7- Migranti: l’Europa sono anche Io!

L'Europa che immaginiamo è uno spazio culturale aperto, con un'identità plurale e dinamica, capace di fondare le relazioni tra gli stati membri e con i paesi terzi sul reciproco rispetto, sul riconoscimento delle specifiche diversità culturali, sulla promozione delle libertà e dei diritti fondamentali, sul mantenimento della pace tra i popoli, sulla garanzia del principio di eguaglianza, sul rifiuto di ogni forma di discriminazione, sul ripudio della xenofobia e del razzismo.

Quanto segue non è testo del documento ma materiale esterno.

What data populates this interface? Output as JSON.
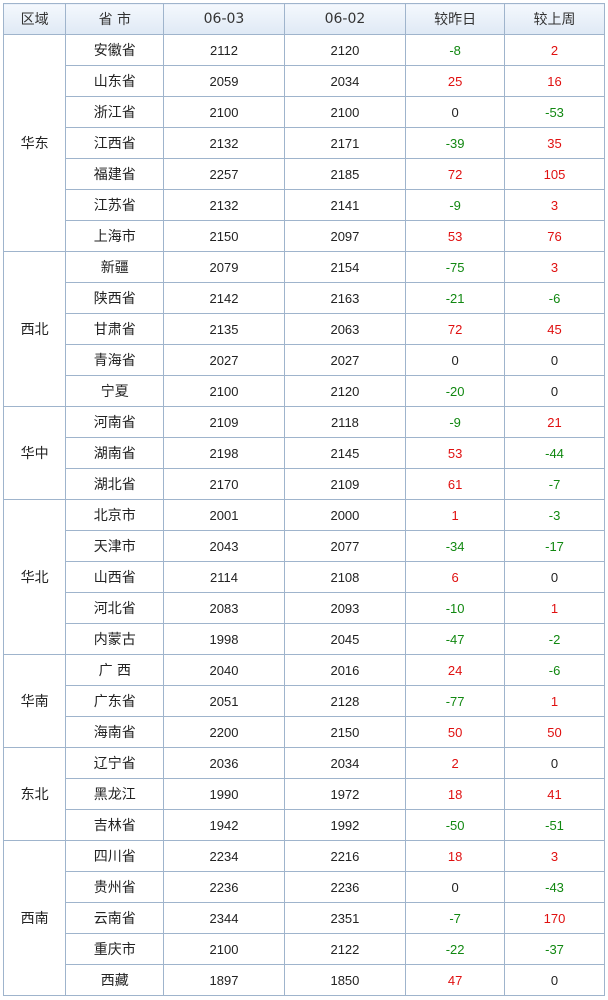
{
  "table": {
    "header": [
      "区域",
      "省 市",
      "06-03",
      "06-02",
      "较昨日",
      "较上周"
    ],
    "regions": [
      {
        "name": "华东",
        "rows": [
          [
            "安徽省",
            2112,
            2120,
            -8,
            2
          ],
          [
            "山东省",
            2059,
            2034,
            25,
            16
          ],
          [
            "浙江省",
            2100,
            2100,
            0,
            -53
          ],
          [
            "江西省",
            2132,
            2171,
            -39,
            35
          ],
          [
            "福建省",
            2257,
            2185,
            72,
            105
          ],
          [
            "江苏省",
            2132,
            2141,
            -9,
            3
          ],
          [
            "上海市",
            2150,
            2097,
            53,
            76
          ]
        ]
      },
      {
        "name": "西北",
        "rows": [
          [
            "新疆",
            2079,
            2154,
            -75,
            3
          ],
          [
            "陕西省",
            2142,
            2163,
            -21,
            -6
          ],
          [
            "甘肃省",
            2135,
            2063,
            72,
            45
          ],
          [
            "青海省",
            2027,
            2027,
            0,
            0
          ],
          [
            "宁夏",
            2100,
            2120,
            -20,
            0
          ]
        ]
      },
      {
        "name": "华中",
        "rows": [
          [
            "河南省",
            2109,
            2118,
            -9,
            21
          ],
          [
            "湖南省",
            2198,
            2145,
            53,
            -44
          ],
          [
            "湖北省",
            2170,
            2109,
            61,
            -7
          ]
        ]
      },
      {
        "name": "华北",
        "rows": [
          [
            "北京市",
            2001,
            2000,
            1,
            -3
          ],
          [
            "天津市",
            2043,
            2077,
            -34,
            -17
          ],
          [
            "山西省",
            2114,
            2108,
            6,
            0
          ],
          [
            "河北省",
            2083,
            2093,
            -10,
            1
          ],
          [
            "内蒙古",
            1998,
            2045,
            -47,
            -2
          ]
        ]
      },
      {
        "name": "华南",
        "rows": [
          [
            "广 西",
            2040,
            2016,
            24,
            -6
          ],
          [
            "广东省",
            2051,
            2128,
            -77,
            1
          ],
          [
            "海南省",
            2200,
            2150,
            50,
            50
          ]
        ]
      },
      {
        "name": "东北",
        "rows": [
          [
            "辽宁省",
            2036,
            2034,
            2,
            0
          ],
          [
            "黑龙江",
            1990,
            1972,
            18,
            41
          ],
          [
            "吉林省",
            1942,
            1992,
            -50,
            -51
          ]
        ]
      },
      {
        "name": "西南",
        "rows": [
          [
            "四川省",
            2234,
            2216,
            18,
            3
          ],
          [
            "贵州省",
            2236,
            2236,
            0,
            -43
          ],
          [
            "云南省",
            2344,
            2351,
            -7,
            170
          ],
          [
            "重庆市",
            2100,
            2122,
            -22,
            -37
          ],
          [
            "西藏",
            1897,
            1850,
            47,
            0
          ]
        ]
      }
    ]
  }
}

Nell’UE risiedono 32,9 milioni di migranti che rappresentano il 7% della popolazione, pari a 503 milioni. Nell'attuale fase di crisi economica e sociale è importante che l'Unione Europea rafforzi il proprio impegno nella lotta a tutte le forme di xenofobia e di razzismo combattendo ogni forma di discriminazione legata all'origine nazionale, ai tratti somatici, alla lingua, alla religione, alle diversità culturali reali o presunte. La crescita di movimenti nazionalisti, populisti e xenofobi che utilizzano strumentalmente il tema delle migrazioni per accrescere il proprio consenso presso l'opinione pubblica rappresenta un pericolo per la costruzione di un'Europa democratica, solidale, coesa e di pace.

Chiediamo:
- la ratifica della Convenzione dell'ONU del 18/12/1990 "sui diritti dei lavoratori migranti e dei membri delle loro famiglie";
- la garanzia del diritto di voto ai migranti residenti per le elezioni amministrative ed europee ed il riconoscimento della cittadinanza europea, armonizzando le leggi nazionali;
- la garanzia del diritto di accesso legale in Europa per ricerca di lavoro e per richiedere la protezione internazionale;
- l’abolizione dei centri di detenzione e la fine del diritto speciale per i migranti;
- di garantire la parità di accesso ai sistemi di welfare e al mondo del lavoro, combattendo con azioni concrete la tratta degli esseri umani e lo sfruttamento lavorativo;
- la tutela dei diritti dei minori, garantendo la loro inespellibità, senza alcuna limitazione alla libertà personale.